I was getting antsy. I was getting a lot of emails from readers who had bought
Troy High at their school book fair and I didn't want to lose out on the exposure and momentum that opportunity gave me. I wanted other books out there that my readers could find. So with my agent's blessing, I self-published
The Boyfriend Thief in ebook format.
Honestly, I didn't expect it to do as well as it has. It's a story very close to my heart because I had worked on it for years and had really gotten to know the characters. It's a story where I really tried to delve into the complications of relationships--family, friendly, and romantic. I put so much into it and worked so hard on it that I hated the thought of it sitting on my flash drive not being read. So I put it out there.
In the past year, it's sold about 15,000 copies across all ebook formats (Amazon, B&N, iTunes, Kobo, Sony, Smashwords). It has outsold Something to Blog About, which has been out for over four years. Within a few months of self-publishing
The Boyfriend Thief, we started getting interest from foreign publishers, and so far has sold to publishers in the Czech Republic, Germany, and China.
That's my self-published success story. Not all work out that well.
Surfacing lags way behind, having sold only a couple hundred copies since November. It happens. I learned from traditional publishing that you can't know what to expect. Getting a publishing contract is not a guarantee of success. Having one self-published success doesn't guarantee that everything else will do the same. Also, the month can change at any time. In December, sales slowed to almost a complete stop. I thought it was going to be my worst month ever, with only a handful of sales. Then Christmas Day hit, and suddenly I sold over a thousand ebooks within two days.
The thing I've learned over this past year and the years before it: the market is hard, whether you're self-publishing or traditional publishing. You put yourself out there either way. It takes talent, but it's also takes determination and belief in yourself, no matter which path you take. Whether you decide to pursue traditional publishing or self-publishing, do your homework beforehand. Read stories from both sides of the fence. Apply ideas from the other side to the path you're taking. Read about writing. Study books you like and books you don't like. Figure out why they work or don't work. When you put your work out there, whether it's directly in ebook format or else to an agent or editor, make sure it is the best possible work you can create at this point in your career.

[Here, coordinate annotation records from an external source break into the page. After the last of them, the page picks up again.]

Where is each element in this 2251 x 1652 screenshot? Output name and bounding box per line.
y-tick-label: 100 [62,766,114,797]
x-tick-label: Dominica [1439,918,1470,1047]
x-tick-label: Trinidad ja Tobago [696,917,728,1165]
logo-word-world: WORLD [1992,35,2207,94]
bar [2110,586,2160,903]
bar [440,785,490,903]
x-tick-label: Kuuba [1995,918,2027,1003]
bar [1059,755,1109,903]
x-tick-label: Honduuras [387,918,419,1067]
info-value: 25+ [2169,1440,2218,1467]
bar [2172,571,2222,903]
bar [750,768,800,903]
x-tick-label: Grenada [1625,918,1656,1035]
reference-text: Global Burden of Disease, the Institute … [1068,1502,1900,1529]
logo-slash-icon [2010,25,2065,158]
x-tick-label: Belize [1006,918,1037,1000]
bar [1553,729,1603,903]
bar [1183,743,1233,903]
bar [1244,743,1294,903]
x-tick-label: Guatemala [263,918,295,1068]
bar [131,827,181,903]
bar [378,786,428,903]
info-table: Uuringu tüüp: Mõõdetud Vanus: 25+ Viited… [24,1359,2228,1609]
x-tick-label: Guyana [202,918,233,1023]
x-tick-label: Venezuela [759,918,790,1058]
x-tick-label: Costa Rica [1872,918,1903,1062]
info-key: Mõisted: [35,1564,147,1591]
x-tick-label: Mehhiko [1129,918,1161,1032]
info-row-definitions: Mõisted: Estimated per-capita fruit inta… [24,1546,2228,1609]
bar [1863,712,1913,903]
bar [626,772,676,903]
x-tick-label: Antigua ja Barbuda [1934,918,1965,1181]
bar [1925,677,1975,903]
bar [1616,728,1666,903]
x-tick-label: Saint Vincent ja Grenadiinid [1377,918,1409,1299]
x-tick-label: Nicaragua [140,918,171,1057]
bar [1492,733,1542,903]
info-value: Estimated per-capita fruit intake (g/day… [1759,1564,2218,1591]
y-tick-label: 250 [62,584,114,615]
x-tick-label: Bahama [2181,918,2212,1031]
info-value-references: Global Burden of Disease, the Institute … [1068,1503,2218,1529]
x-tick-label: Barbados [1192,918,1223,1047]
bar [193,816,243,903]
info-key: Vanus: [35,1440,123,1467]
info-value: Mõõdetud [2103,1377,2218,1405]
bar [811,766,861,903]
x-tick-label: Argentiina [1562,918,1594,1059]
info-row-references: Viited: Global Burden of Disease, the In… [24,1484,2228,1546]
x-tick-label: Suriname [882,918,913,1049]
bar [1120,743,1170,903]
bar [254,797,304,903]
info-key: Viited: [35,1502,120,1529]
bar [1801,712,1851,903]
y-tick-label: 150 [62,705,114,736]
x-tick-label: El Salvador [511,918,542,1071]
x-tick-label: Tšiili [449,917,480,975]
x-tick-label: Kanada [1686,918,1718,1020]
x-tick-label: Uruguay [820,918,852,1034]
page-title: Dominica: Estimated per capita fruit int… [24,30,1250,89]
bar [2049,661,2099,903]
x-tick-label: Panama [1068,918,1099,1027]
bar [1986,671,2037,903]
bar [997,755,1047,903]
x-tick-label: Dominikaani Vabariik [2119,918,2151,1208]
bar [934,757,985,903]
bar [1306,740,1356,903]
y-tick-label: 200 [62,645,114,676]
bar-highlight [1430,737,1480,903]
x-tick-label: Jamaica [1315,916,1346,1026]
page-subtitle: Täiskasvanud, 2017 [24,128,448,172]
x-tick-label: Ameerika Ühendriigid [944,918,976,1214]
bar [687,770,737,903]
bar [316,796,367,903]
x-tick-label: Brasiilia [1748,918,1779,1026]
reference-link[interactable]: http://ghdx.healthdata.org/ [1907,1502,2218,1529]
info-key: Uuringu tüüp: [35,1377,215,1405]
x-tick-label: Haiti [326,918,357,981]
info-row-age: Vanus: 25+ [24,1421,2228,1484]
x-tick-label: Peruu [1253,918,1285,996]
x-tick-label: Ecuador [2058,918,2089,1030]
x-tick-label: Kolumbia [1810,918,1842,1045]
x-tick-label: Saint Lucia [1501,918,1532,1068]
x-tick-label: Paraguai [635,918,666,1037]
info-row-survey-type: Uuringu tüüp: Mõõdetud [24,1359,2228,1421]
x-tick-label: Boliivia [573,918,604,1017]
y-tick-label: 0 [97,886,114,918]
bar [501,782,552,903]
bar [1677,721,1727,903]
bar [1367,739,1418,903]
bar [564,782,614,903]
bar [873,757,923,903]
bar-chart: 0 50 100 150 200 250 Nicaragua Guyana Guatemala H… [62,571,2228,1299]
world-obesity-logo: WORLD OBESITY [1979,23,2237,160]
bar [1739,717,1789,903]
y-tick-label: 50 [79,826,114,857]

This past year has been a lot of fun. Thank you to everyone who has read one of my ebooks or helped to spread the word. I write to reach readers and I love every second of it, whether its through my print books or my ebooks. If you're a writer trying to get published, think hard about which way you want your career to go and do what works best for you. Maybe, like me, it will be combination of both. There is no wrong way, there are only different options that lead to the same end.